訴えを起こしたAさんは、病院の内科医長のポストに座っていたのですから、医者としては優秀だったのでしょう。しかし、勤務態度にはクェスチョン・マークがつくようです。

判決文によると、「病院の院外処方推進の方針にあえて従おうとせず、かえって妨げる行為をとった」「心電検査室に大量の私物を持ち込み、退去指示に応じなかった」「多くの職員が集まる場で、十分な根拠なしに他の管理職にセクハラ行為があったと誹謗中傷した」などなどです。

病院としても、堪忍袋の緒が切れたのでしょう。諸般の事情を考慮したうえで、まず3カ月間の停職という懲戒処分を下し、停職1カ月後にさらに医長から医員へ降格させる人事を発表しました。

「二重処分禁止」ということばがありますが、これは1つの事案に対し、複数回処分を科すことをいいます。就業規則に違反する行為があった場合、それに対して懲戒処分を科し、さらにその行為を含めた本人のパフォーマンス全体を低査定し、賃下げ(および賞与の低査定)・降職降格等を行っても、前記の原則に違背しません。むしろ、企業社会では当たり前の対応といえるでしょう。

両者は、基本駒に独立した処分で、個別に合理性が判断されます。

本事件で、裁判所は次のように判示しました。

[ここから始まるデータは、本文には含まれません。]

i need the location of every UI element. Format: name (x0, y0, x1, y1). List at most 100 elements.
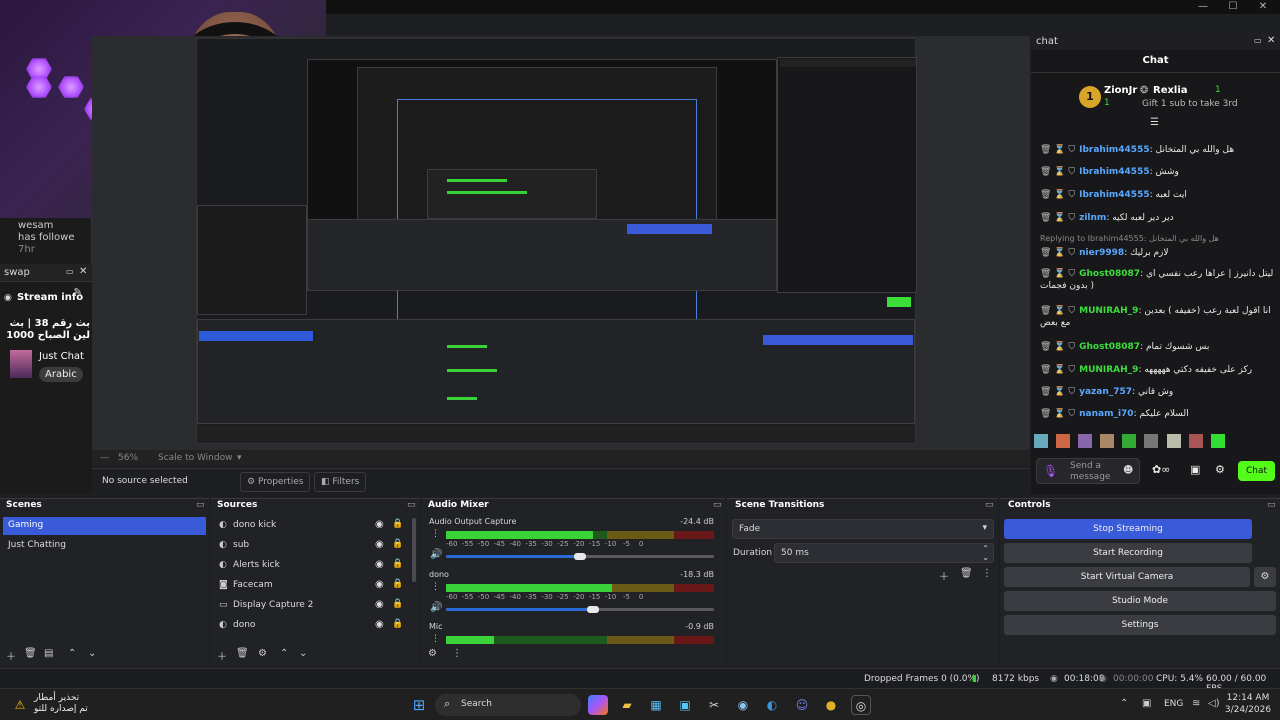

まず、懲戒については、「処分の理由となるべき非違行為は、決して軽微な態様ではないとはいえ、病院内部にとどまる行為であり、患者に対して直接被害を与えるものでないことなどの諸事情に照らし、3ヵ月の停職処分をもって対応したことは、重きに失する」と判断しました。

一方、降格に関しては、「Aさんの言動は、管理職としての適格性に欠けるものであると評価されてもやむを得ない」「懲戒処分が無効であっても、降格処分は人事権を濫用したものと認めることはできず、有効である」と述べています。

ライン管理職であれば、そもそもこうした「問題児」が高いポストに就くこともなかったはずです。専門職ということで、昇格審査に甘さがあったのは確かでしょう。しかし、はばか「過ちては改むるにはばかることなかれ」です。直接的に懲戒に値する行為がない場合も、会社には、不適格な人物をポストから外す大幅な裁量権が認められているということです。